23 Mayıs 2023 Salı

SİYASET İHLASI ZEDELER

 İhlâs, kalbî bir ameldir. Kullukta harika sadâkat ve fevkalâde metânettir. İhlâs, İslâmiyetin bir esâsıdır. Rızâ-i İlâhî cihetinde Kur’ân’ın ders verdiği hükümler ve kudsî hakîkatlere ait harekât ve a’mâldir. Hakîkat-i ihlâs, rızâ-yı İlâhîden başka hiçbir şeye âlet ve tâbi olamaz ve Kur’ân’dan başka hiçbir nokta-i istinâdı yoktur.

“İnsanın çekirdeği olan kalb, ubûdiyet ve ihlâs altında İslâmiyetle iskâ’ edilmekle îmânla intibaha gelirse, nûrânî, misâlî âlem-i emirden gelen emirle öyle bir şecere-i nûrânî olarak yeşillenir ki, onun cismânî âlemine rûh olur. Eğer o kalb çekirdeği böyle bir terbiye görmezse, kuru bir çekirdek kalarak nûra inkılâp edinceye kadar ateşle yanması lâzımdır.”

Hem “Her şeyde bir ihlâs var. Hattâ muhabbetin de ihlâsla bir zerresi, batmanlarla resmî ve ücretli muhabbete tereccuh eder.”Mânevî hizmetlerin gâye-i aslîsi ihlâsa dayanır. Çünkü ihlâs sırrı kulun kalbî niyetlerini Rabbine rapteder ve kul sadece Rabbinin rızâsını esâs alır. Aslî olan dünyevî gâyeler ve siyâsî maksatlar ve neticeler sırr-ı ihlâsa münâfîdir. Çünkü ihlâs, bir fiili yalnız Allah emrettiği için yapmaktır. İhlâs hakîkati öyle bir sırdır ki kâinatta maddî ve mânevî bütün gâyeleri, neticeleri ve maksatları hedef ittihaz etmemeyi gerektirir. Onun içindir ki cemaatî olan mânevî îmân ve Kur’ân hizmetleri arzî ve dünyevî mes’eleler olan siyâset, ticaret, hubb-u câh, benlik, gösteriş ve şöhretperestlik olan lüzûmsuz malâyaniyata âlet edilmemelidir.

Hele hele “Nûr mesleğinde benlik ve gösteriş bir nevî şöhretperestlik, merdûd olduğundan, bu enâniyet zamanında insanlara kendini satmaya çalışmak ve beğendirmek, bir anda Nûr şakirtleri böyle büyük bir imtiyaz gibi bu eserlerle meşhûr mevkilere kendilerini göstermek bir nevi gösteriş olması cihetiyle, kader-i İlâhî, Nûr şakirtlerini tam ihlâsın muhâfazası için şimdilik müsâade etmiyor.”
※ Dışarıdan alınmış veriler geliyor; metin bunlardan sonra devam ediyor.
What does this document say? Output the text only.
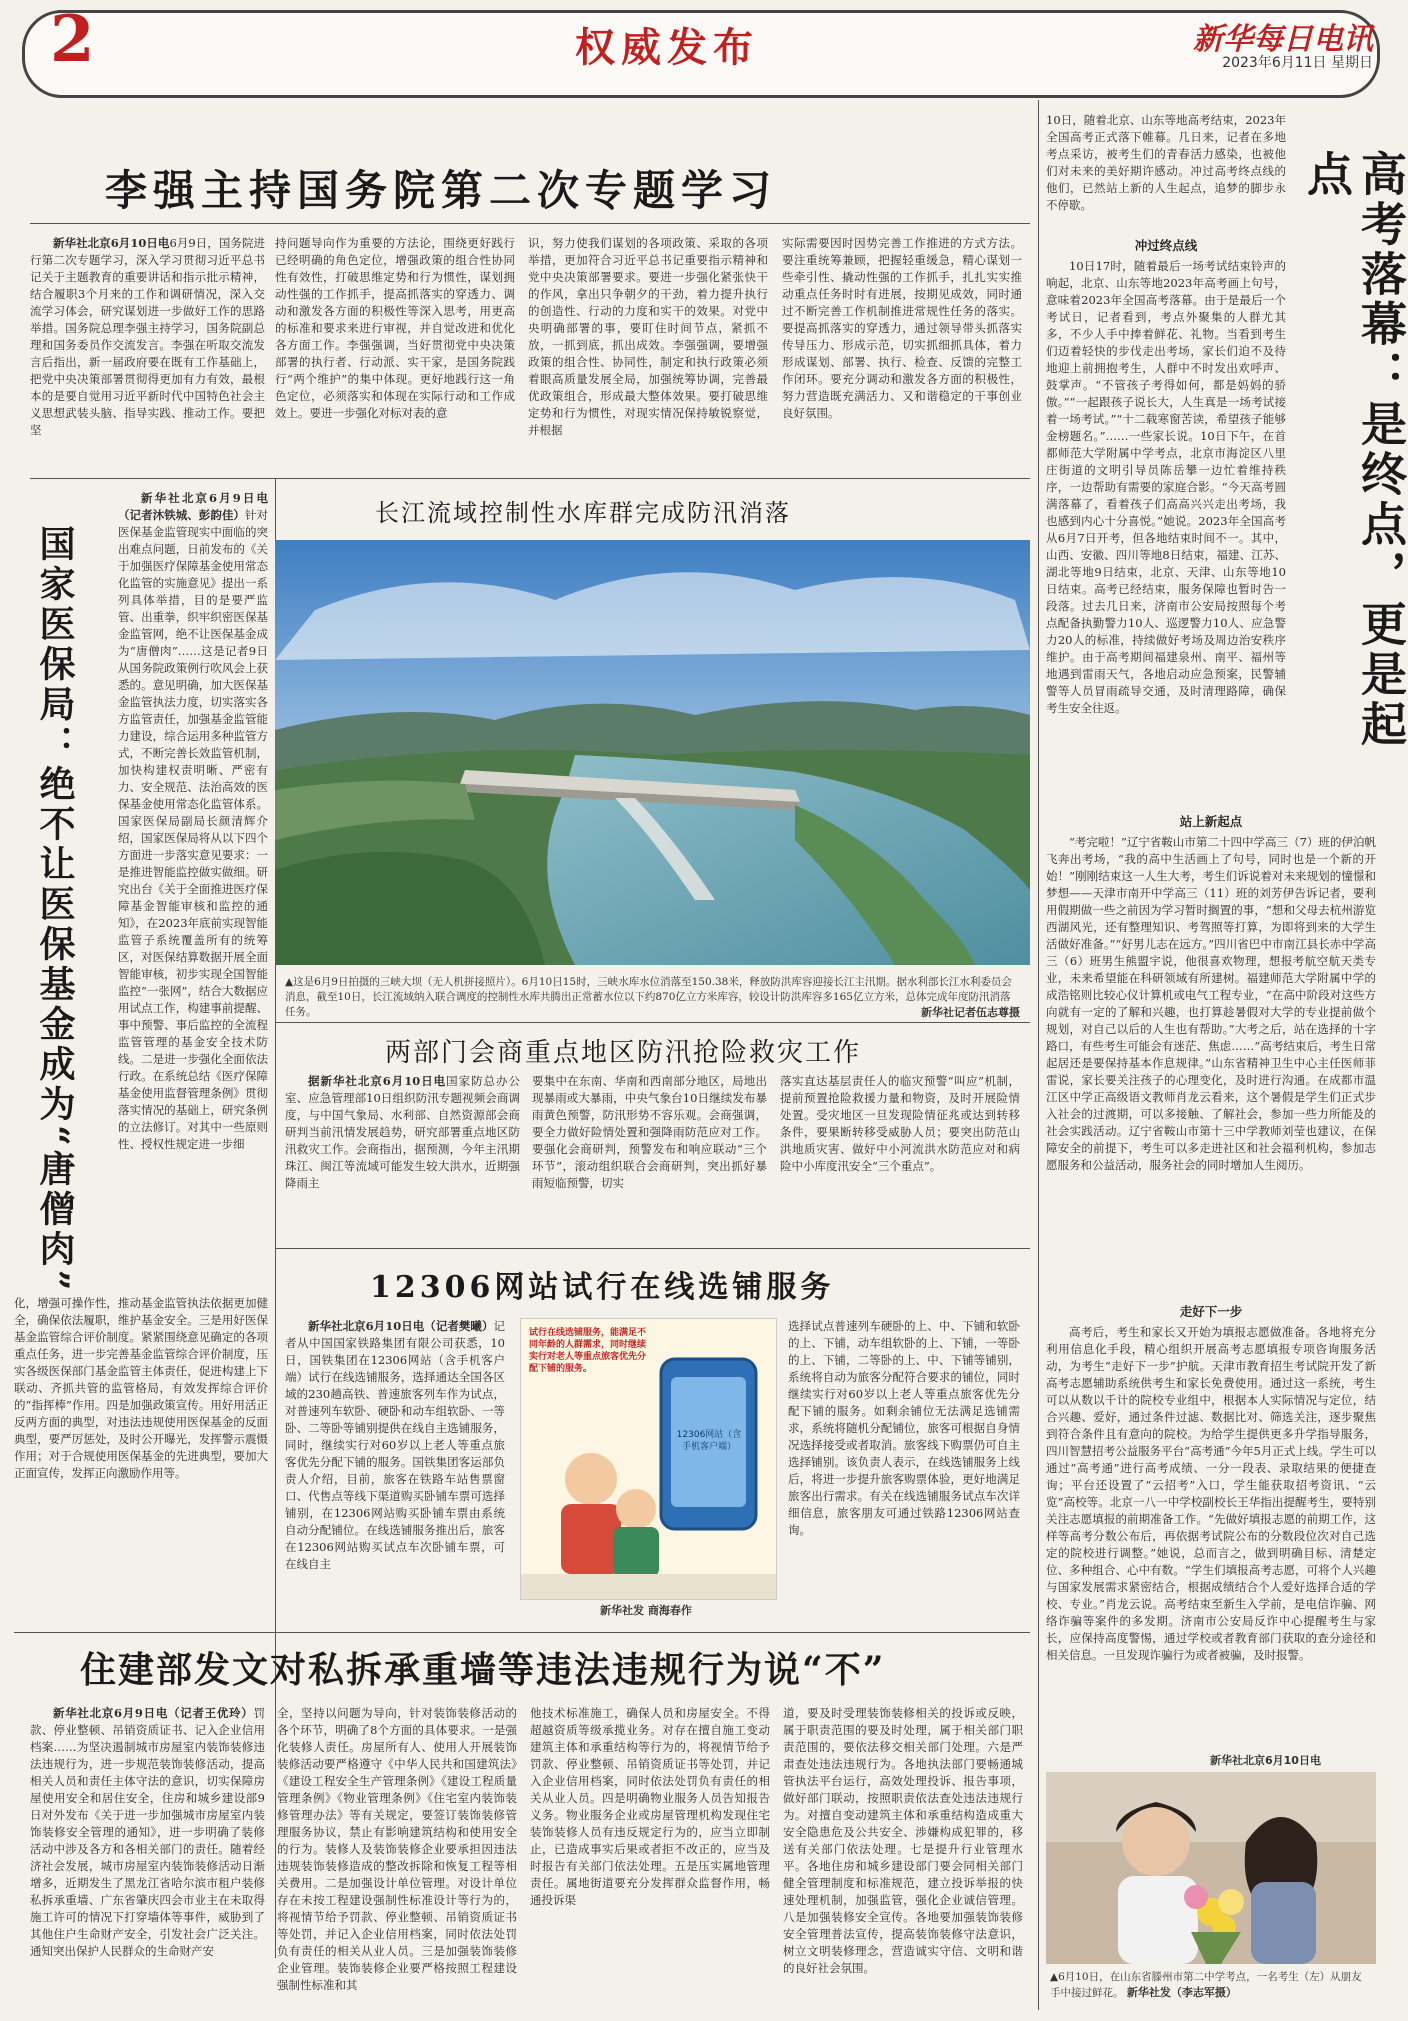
2	权威发布	新华每日电讯
2023年6月11日 星期日
李强主持国务院第二次专题学习

新华社北京6月10日电6月9日，国务院进行第二次专题学习，深入学习贯彻习近平总书记关于主题教育的重要讲话和指示批示精神，结合履职3个月来的工作和调研情况，深入交流学习体会，研究谋划进一步做好工作的思路举措。国务院总理李强主持学习，国务院副总理和国务委员作交流发言。李强在听取交流发言后指出，新一届政府要在既有工作基础上，把党中央决策部署贯彻得更加有力有效，最根本的是要自觉用习近平新时代中国特色社会主义思想武装头脑、指导实践、推动工作。要把坚

持问题导向作为重要的方法论，围绕更好践行已经明确的角色定位，增强政策的组合性协同性有效性，打破思维定势和行为惯性，谋划拥动性强的工作抓手，提高抓落实的穿透力、调动和激发各方面的积极性等深入思考，用更高的标准和要求来进行审视，并自觉改进和优化各方面工作。李强强调，当好贯彻党中央决策部署的执行者、行动派、实干家，是国务院践行“两个维护”的集中体现。更好地践行这一角色定位，必须落实和体现在实际行动和工作成效上。要进一步强化对标对表的意
识，努力使我们谋划的各项政策、采取的各项举措，更加符合习近平总书记重要指示精神和党中央决策部署要求。要进一步强化紧张快干的作风，拿出只争朝夕的干劲，着力提升执行的创造性、行动的力度和实干的效果。对党中央明确部署的事，要盯住时间节点，紧抓不放，一抓到底，抓出成效。李强强调，要增强政策的组合性、协同性，制定和执行政策必须着眼高质量发展全局，加强统筹协调，完善最优政策组合，形成最大整体效果。要打破思维定势和行为惯性，对现实情况保持敏锐察觉，并根据
实际需要因时因势完善工作推进的方式方法。要注重统筹兼顾，把握轻重缓急，精心谋划一些牵引性、撬动性强的工作抓手，扎扎实实推动重点任务时时有进展，按期见成效，同时通过不断完善工作机制推进常规性任务的落实。要提高抓落实的穿透力，通过领导带头抓落实传导压力、形成示范，切实抓细抓具体，着力形成谋划、部署、执行、检查、反馈的完整工作闭环。要充分调动和激发各方面的积极性，努力营造既充满活力、又和谐稳定的干事创业良好氛围。
国家医保局：绝不让医保基金成为“唐僧肉”

新华社北京6月9日电（记者沐铁城、彭韵佳）针对医保基金监管现实中面临的突出难点问题，日前发布的《关于加强医疗保障基金使用常态化监管的实施意见》提出一系列具体举措，目的是要严监管、出重拳，织牢织密医保基金监管网，绝不让医保基金成为“唐僧肉”……这是记者9日从国务院政策例行吹风会上获悉的。意见明确，加大医保基金监管执法力度，切实落实各方监管责任，加强基金监管能力建设，综合运用多种监管方式，不断完善长效监管机制，加快构建权责明晰、严密有力、安全规范、法治高效的医保基金使用常态化监管体系。国家医保局副局长颜清辉介绍，国家医保局将从以下四个方面进一步落实意见要求：一是推进智能监控做实做细。研究出台《关于全面推进医疗保障基金智能审核和监控的通知》，在2023年底前实现智能监管子系统覆盖所有的统筹区，对医保结算数据开展全面智能审核，初步实现全国智能监控“一张网”，结合大数据应用试点工作，构建事前提醒、事中预警、事后监控的全流程监管管理的基金安全技术防线。二是进一步强化全面依法行政。在系统总结《医疗保障基金使用监督管理条例》贯彻落实情况的基础上，研究条例的立法修订。对其中一些原则性、授权性规定进一步细

化，增强可操作性，推动基金监管执法依据更加健全，确保依法履职，维护基金安全。三是用好医保基金监管综合评价制度。紧紧围绕意见确定的各项重点任务，进一步完善基金监管综合评价制度，压实各级医保部门基金监管主体责任，促进构建上下联动、齐抓共管的监管格局，有效发挥综合评价的“指挥棒”作用。四是加强政策宣传。用好用活正反两方面的典型，对违法违规使用医保基金的反面典型，要严厉惩处，及时公开曝光，发挥警示震慑作用；对于合规使用医保基金的先进典型，要加大正面宣传，发挥正向激励作用等。
长江流域控制性水库群完成防汛消落
▲这是6月9日拍摄的三峡大坝（无人机拼接照片）。6月10日15时，三峡水库水位消落至150.38米，释放防洪库容迎接长江主汛期。据水利部长江水利委员会消息，截至10日，长江流域纳入联合调度的控制性水库共腾出正常蓄水位以下约870亿立方米库容，较设计防洪库容多165亿立方米，总体完成年度防汛消落任务。	新华社记者伍志尊摄
两部门会商重点地区防汛抢险救灾工作

据新华社北京6月10日电国家防总办公室、应急管理部10日组织防汛专题视频会商调度，与中国气象局、水利部、自然资源部会商研判当前汛情发展趋势，研究部署重点地区防汛救灾工作。会商指出，据预测，今年主汛期珠江、闽江等流域可能发生较大洪水，近期强降雨主

要集中在东南、华南和西南部分地区，局地出现暴雨或大暴雨，中央气象台10日继续发布暴雨黄色预警，防汛形势不容乐观。会商强调，要全力做好险情处置和强降雨防范应对工作。要强化会商研判，预警发布和响应联动“三个环节”，滚动组织联合会商研判，突出抓好暴雨短临预警，切实
落实直达基层责任人的临灾预警“叫应”机制，提前预置抢险救援力量和物资，及时开展险情处置。受灾地区一旦发现险情征兆或达到转移条件，要果断转移受威胁人员；要突出防范山洪地质灾害、做好中小河流洪水防范应对和病险中小库度汛安全“三个重点”。
12306网站试行在线选铺服务

新华社北京6月10日电（记者樊曦）记者从中国国家铁路集团有限公司获悉，10日，国铁集团在12306网站（含手机客户端）试行在线选铺服务，选择通达全国各区域的230趟高铁、普速旅客列车作为试点，对普速列车软卧、硬卧和动车组软卧、一等卧、二等卧等铺别提供在线自主选铺服务，同时，继续实行对60岁以上老人等重点旅客优先分配下铺的服务。国铁集团客运部负责人介绍，目前，旅客在铁路车站售票窗口、代售点等线下渠道购买卧铺车票可选择铺别，在12306网站购买卧铺车票由系统自动分配铺位。在线选铺服务推出后，旅客在12306网站购买试点车次卧铺车票，可在线自主

试行在线选铺服务，能满足不同年龄的人群需求，同时继续实行对老人等重点旅客优先分配下铺的服务。
12306网站（含手机客户端）
新华社发 商海春作
选择试点普速列车硬卧的上、中、下铺和软卧的上、下铺，动车组软卧的上、下铺，一等卧的上、下铺，二等卧的上、中、下铺等铺别，系统将自动为旅客分配符合要求的铺位，同时继续实行对60岁以上老人等重点旅客优先分配下铺的服务。如剩余铺位无法满足选铺需求，系统将随机分配铺位，旅客可根据自身情况选择接受或者取消。旅客线下购票仍可自主选择铺别。该负责人表示，在线选铺服务上线后，将进一步提升旅客购票体验，更好地满足旅客出行需求。有关在线选铺服务试点车次详细信息，旅客朋友可通过铁路12306网站查询。
住建部发文对私拆承重墙等违法违规行为说“不”

新华社北京6月9日电（记者王优玲）罚款、停业整顿、吊销资质证书、记入企业信用档案……为坚决遏制城市房屋室内装饰装修违法违规行为，进一步规范装饰装修活动，提高相关人员和责任主体守法的意识，切实保障房屋使用安全和居住安全，住房和城乡建设部9日对外发布《关于进一步加强城市房屋室内装饰装修安全管理的通知》，进一步明确了装修活动中涉及各方和各相关部门的责任。随着经济社会发展，城市房屋室内装饰装修活动日渐增多，近期发生了黑龙江省哈尔滨市租户装修私拆承重墙、广东省肇庆四会市业主在未取得施工许可的情况下打穿墙体等事件，威胁到了其他住户生命财产安全，引发社会广泛关注。通知突出保护人民群众的生命财产安

全，坚持以问题为导向，针对装饰装修活动的各个环节，明确了8个方面的具体要求。一是强化装修人责任。房屋所有人、使用人开展装饰装修活动要严格遵守《中华人民共和国建筑法》《建设工程安全生产管理条例》《建设工程质量管理条例》《物业管理条例》《住宅室内装饰装修管理办法》等有关规定，要签订装饰装修管理服务协议，禁止有影响建筑结构和使用安全的行为。装修人及装饰装修企业要承担因违法违规装饰装修造成的整改拆除和恢复工程等相关费用。二是加强设计单位管理。对设计单位存在未按工程建设强制性标准设计等行为的，将视情节给予罚款、停业整顿、吊销资质证书等处罚，并记入企业信用档案，同时依法处罚负有责任的相关从业人员。三是加强装饰装修企业管理。装饰装修企业要严格按照工程建设强制性标准和其
他技术标准施工，确保人员和房屋安全。不得超越资质等级承揽业务。对存在擅自施工变动建筑主体和承重结构等行为的，将视情节给予罚款、停业整顿、吊销资质证书等处罚，并记入企业信用档案，同时依法处罚负有责任的相关从业人员。四是明确物业服务人员告知报告义务。物业服务企业或房屋管理机构发现住宅装饰装修人员有违反规定行为的，应当立即制止，已造成事实后果或者拒不改正的，应当及时报告有关部门依法处理。五是压实属地管理责任。属地街道要充分发挥群众监督作用，畅通投诉渠
道，要及时受理装饰装修相关的投诉或反映，属于职责范围的要及时处理，属于相关部门职责范围的，要依法移交相关部门处理。六是严肃查处违法违规行为。各地执法部门要畅通城管执法平台运行，高效处理投诉、报告事项，做好部门联动，按照职责依法查处违法违规行为。对擅自变动建筑主体和承重结构造成重大安全隐患危及公共安全、涉嫌构成犯罪的，移送有关部门依法处理。七是提升行业管理水平。各地住房和城乡建设部门要会同相关部门健全管理制度和标准规范，建立投诉举报的快速处理机制，加强监管，强化企业诚信管理。八是加强装修安全宣传。各地要加强装饰装修安全管理普法宣传，提高装饰装修守法意识，树立文明装修理念，营造诚实守信、文明和谐的良好社会氛围。
10日，随着北京、山东等地高考结束，2023年全国高考正式落下帷幕。几日来，记者在多地考点采访，被考生们的青春活力感染，也被他们对未来的美好期许感动。冲过高考终点线的他们，已然站上新的人生起点，追梦的脚步永不停歇。	高考落幕：是终点，更是起点
冲过终点线

10日17时，随着最后一场考试结束铃声的响起，北京、山东等地2023年高考画上句号，意味着2023年全国高考落幕。由于是最后一个考试日，记者看到，考点外聚集的人群尤其多，不少人手中捧着鲜花、礼物。当看到考生们迈着轻快的步伐走出考场，家长们迫不及待地迎上前拥抱考生，人群中不时发出欢呼声、鼓掌声。“不管孩子考得如何，都是妈妈的骄傲。”“一起跟孩子说长大，人生真是一场考试接着一场考试。”“十二载寒窗苦读，希望孩子能够金榜题名。”……一些家长说。10日下午，在首都师范大学附属中学考点，北京市海淀区八里庄街道的文明引导员陈岳攀一边忙着维持秩序，一边帮助有需要的家庭合影。“今天高考圆满落幕了，看着孩子们高高兴兴走出考场，我也感到内心十分喜悦。”她说。2023年全国高考从6月7日开考，但各地结束时间不一。其中，山西、安徽、四川等地8日结束，福建、江苏、湖北等地9日结束，北京、天津、山东等地10日结束。高考已经结束，服务保障也暂时告一段落。过去几日来，济南市公安局按照每个考点配备执勤警力10人、巡逻警力10人、应急警力20人的标准，持续做好考场及周边治安秩序维护。由于高考期间福建泉州、南平、福州等地遇到雷雨天气，各地启动应急预案，民警辅警等人员冒雨疏导交通，及时清理路障，确保考生安全往返。

站上新起点

“考完啦！”辽宁省鞍山市第二十四中学高三（7）班的伊泊帆飞奔出考场，“我的高中生活画上了句号，同时也是一个新的开始！”刚刚结束这一人生大考，考生们诉说着对未来规划的憧憬和梦想——天津市南开中学高三（11）班的刘芳伊告诉记者，要利用假期做一些之前因为学习暂时搁置的事，“想和父母去杭州游览西湖风光，还有整理知识、考驾照等打算，为即将到来的大学生活做好准备。”“好男儿志在远方。”四川省巴中市南江县长赤中学高三（6）班男生熊盟宇说，他很喜欢物理，想报考航空航天类专业，未来希望能在科研领域有所建树。福建师范大学附属中学的成浩铭则比较心仪计算机或电气工程专业，“在高中阶段对这些方向就有一定的了解和兴趣，也打算趁暑假对大学的专业提前做个规划，对自己以后的人生也有帮助。”大考之后，站在选择的十字路口，有些考生可能会有迷茫、焦虑……“高考结束后，考生日常起居还是要保持基本作息规律。”山东省精神卫生中心主任医师菲雷说，家长要关注孩子的心理变化，及时进行沟通。在成都市温江区中学正高级语文教师肖龙云看来，这个暑假是学生们正式步入社会的过渡期，可以多接触、了解社会，参加一些力所能及的社会实践活动。辽宁省鞍山市第十三中学教师刘莹也建议，在保障安全的前提下，考生可以多走进社区和社会福利机构，参加志愿服务和公益活动，服务社会的同时增加人生阅历。

走好下一步

高考后，考生和家长又开始为填报志愿做准备。各地将充分利用信息化手段，精心组织开展高考志愿填报专项咨询服务活动，为考生“走好下一步”护航。天津市教育招生考试院开发了新高考志愿辅助系统供考生和家长免费使用。通过这一系统，考生可以从数以千计的院校专业组中，根据本人实际情况与定位，结合兴趣、爱好，通过条件过滤、数据比对、筛选关注，逐步聚焦到符合条件且有意向的院校。为给学生提供更多升学指导服务，四川智慧招考公益服务平台“高考通”今年5月正式上线。学生可以通过“高考通”进行高考成绩、一分一段表、录取结果的便捷查询；平台还设置了“云招考”入口，学生能获取招考资讯、“云览”高校等。北京一八一中学校副校长王华指出提醒考生，要特别关注志愿填报的前期准备工作。“先做好填报志愿的前期工作，这样等高考分数公布后，再依据考试院公布的分数段位次对自己选定的院校进行调整。”她说，总而言之，做到明确目标、清楚定位、多种组合、心中有数。“学生们填报高考志愿，可将个人兴趣与国家发展需求紧密结合，根据成绩结合个人爱好选择合适的学校、专业。”肖龙云说。高考结束至新生入学前，是电信诈骗、网络诈骗等案件的多发期。济南市公安局反诈中心提醒考生与家长，应保持高度警惕，通过学校或者教育部门获取的查分途径和相关信息。一旦发现诈骗行为或者被骗，及时报警。

新华社北京6月10日电
▲6月10日，在山东省滕州市第二中学考点，一名考生（左）从朋友手中接过鲜花。 新华社发（李志军摄）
Ancak siyâset daireleri ve aslî olarak siyâseti meslek ittihâz edenlerde durum farklılık arz eder. Çünkü “güneş gibi îmânlar taşıyan bir kısım Sahâbeler ve onlara benzeyen mücahidînden, Selef-i Salihînden başka, siyâsetçi, ekserce tam müttakî dindar olamaz. Tam ve hakîkî dindar, müttakî olanlar, siyâsetçi olmazlar.”

Üstâd Bedîüzzamân Hazretleri’nin tesbitleri çok önem arz ediyor. Demek oluyor ki “güneş gibi îmânlar taşıyan bir kısım Sahâbeler ve onlara benzeyen mücahidînden, Selef-i Salihîn” hem dindâr hem de siyâsetçi olabiliyor. Ancak onlardan başkaları “ekserce tam müttakî dindar olamaz.” O halde ekserde hem salâhat hem de mahâretin birlikte bulunması ve birbirini cerh etmemesi mümkün görünmüyor.

Hem “maksâd-ı aslî siyâsetini yapanlarda din, ikinci derecede kalır, tebeî hükmüne geçer. Hakîkî dindar ise, ‘Bütün kâinatın en büyük gâyesi ubûdiyet-i insaniyedir’ diye, siyâsete, aşk-ı merak ile değil, ikinci üçüncü mertebede onu dine ve hakîkate âlet etmeye—eğer mümkünse—çalışabilir. Yoksa, bâki elmasları kırılacak âdi şişelere âlet yapar.”

İşte Üstâd Bediüzzaman Hazretleri de mesleğini ve dâvâsını ucu ecnebilerin elinde ve neticesi meşkûk olan siyâset cereyanlarına kaptırmamak için bâki elmas hakîkatleri kırılacak âdi şişelere âlet yapmamış ve yaptırmamıştır.